If Ossoff lost by roughly the same margin as his underfunded peers, then why did Democrats spend so much money on his candidacy — and yet so little on Parnell and Quist?
The answer is that Democrats weren’t buying a House seat; they were using their money to tighten their grip on the Party.
Democrats know that non-ideological social climbers won’t threaten business as usual in Washington. They won’t, for example, occupy Nancy Pelosi’s office.
But bold, progressive insurgents — such as Parnell, Quist, and Ed Markey — will be accountable to a grassroots movement that disciplines its leaders independently.
I don’t mean to allege any covert corruption of the infrastructure of the Democratic Party.

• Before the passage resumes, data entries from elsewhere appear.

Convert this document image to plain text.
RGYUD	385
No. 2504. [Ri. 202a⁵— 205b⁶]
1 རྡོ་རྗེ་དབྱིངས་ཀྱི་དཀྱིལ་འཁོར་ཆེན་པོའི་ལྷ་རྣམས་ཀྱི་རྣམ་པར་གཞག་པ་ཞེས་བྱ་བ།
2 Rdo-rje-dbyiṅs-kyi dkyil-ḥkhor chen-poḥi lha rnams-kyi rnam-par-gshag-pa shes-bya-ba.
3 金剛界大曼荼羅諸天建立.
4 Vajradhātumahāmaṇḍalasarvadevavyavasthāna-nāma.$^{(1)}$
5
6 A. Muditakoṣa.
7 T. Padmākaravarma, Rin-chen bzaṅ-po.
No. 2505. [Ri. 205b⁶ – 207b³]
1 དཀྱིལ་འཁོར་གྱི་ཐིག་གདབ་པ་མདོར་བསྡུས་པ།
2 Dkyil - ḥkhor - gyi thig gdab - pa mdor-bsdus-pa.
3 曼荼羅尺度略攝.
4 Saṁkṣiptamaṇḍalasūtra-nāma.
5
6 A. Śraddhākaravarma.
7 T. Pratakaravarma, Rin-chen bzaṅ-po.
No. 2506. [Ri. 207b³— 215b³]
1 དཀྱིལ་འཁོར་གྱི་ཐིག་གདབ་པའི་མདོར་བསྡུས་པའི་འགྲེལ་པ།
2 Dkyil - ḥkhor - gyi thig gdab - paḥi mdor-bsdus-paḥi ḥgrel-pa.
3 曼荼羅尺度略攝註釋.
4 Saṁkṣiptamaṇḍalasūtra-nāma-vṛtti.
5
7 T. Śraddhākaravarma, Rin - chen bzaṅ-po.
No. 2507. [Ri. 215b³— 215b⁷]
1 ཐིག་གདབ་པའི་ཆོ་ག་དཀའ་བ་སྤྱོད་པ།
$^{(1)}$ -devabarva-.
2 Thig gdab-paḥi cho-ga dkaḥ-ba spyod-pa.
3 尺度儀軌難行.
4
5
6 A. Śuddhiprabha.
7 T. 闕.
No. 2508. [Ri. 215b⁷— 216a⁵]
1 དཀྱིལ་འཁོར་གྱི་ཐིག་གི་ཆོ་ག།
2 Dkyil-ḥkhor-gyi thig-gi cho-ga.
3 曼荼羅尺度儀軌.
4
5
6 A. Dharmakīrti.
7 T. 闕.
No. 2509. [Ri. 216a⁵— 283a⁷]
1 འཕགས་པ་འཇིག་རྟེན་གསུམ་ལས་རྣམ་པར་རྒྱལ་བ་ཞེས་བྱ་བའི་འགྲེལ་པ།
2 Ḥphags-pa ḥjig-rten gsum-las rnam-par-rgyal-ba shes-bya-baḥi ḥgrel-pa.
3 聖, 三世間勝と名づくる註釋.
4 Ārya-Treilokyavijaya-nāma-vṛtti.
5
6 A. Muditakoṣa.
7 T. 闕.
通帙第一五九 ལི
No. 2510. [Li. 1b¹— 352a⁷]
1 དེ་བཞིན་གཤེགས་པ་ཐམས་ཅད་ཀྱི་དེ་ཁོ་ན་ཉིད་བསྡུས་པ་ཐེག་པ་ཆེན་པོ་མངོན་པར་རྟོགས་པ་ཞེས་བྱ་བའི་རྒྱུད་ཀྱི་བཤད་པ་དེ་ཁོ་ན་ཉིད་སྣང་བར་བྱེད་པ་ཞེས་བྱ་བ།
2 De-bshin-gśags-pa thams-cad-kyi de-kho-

Top Democrats are just doing their job: the Party Establishment’s rational priority is to preserve its own stranglehold on the rank-and-file.
But those of us who support the Markeys, the AOCs, and the Bernies of the Democratic Party have to do our job, which is to apply pressure to Democratic incumbents whenever something important is at stake.
There aren’t many more Democratic primaries this year, but the Biden presidency and the 117th Congress will commence in just four months (unless an unthinkable twist of fate delivers a second term to Donald Trump).
As we enter the final stretch of the campaign, let’s all remember the real mission of grassroots activism in the United States: to force Democratic politicians to do the things we care about. They won’t do it for us. Keeping them honest is our task alone.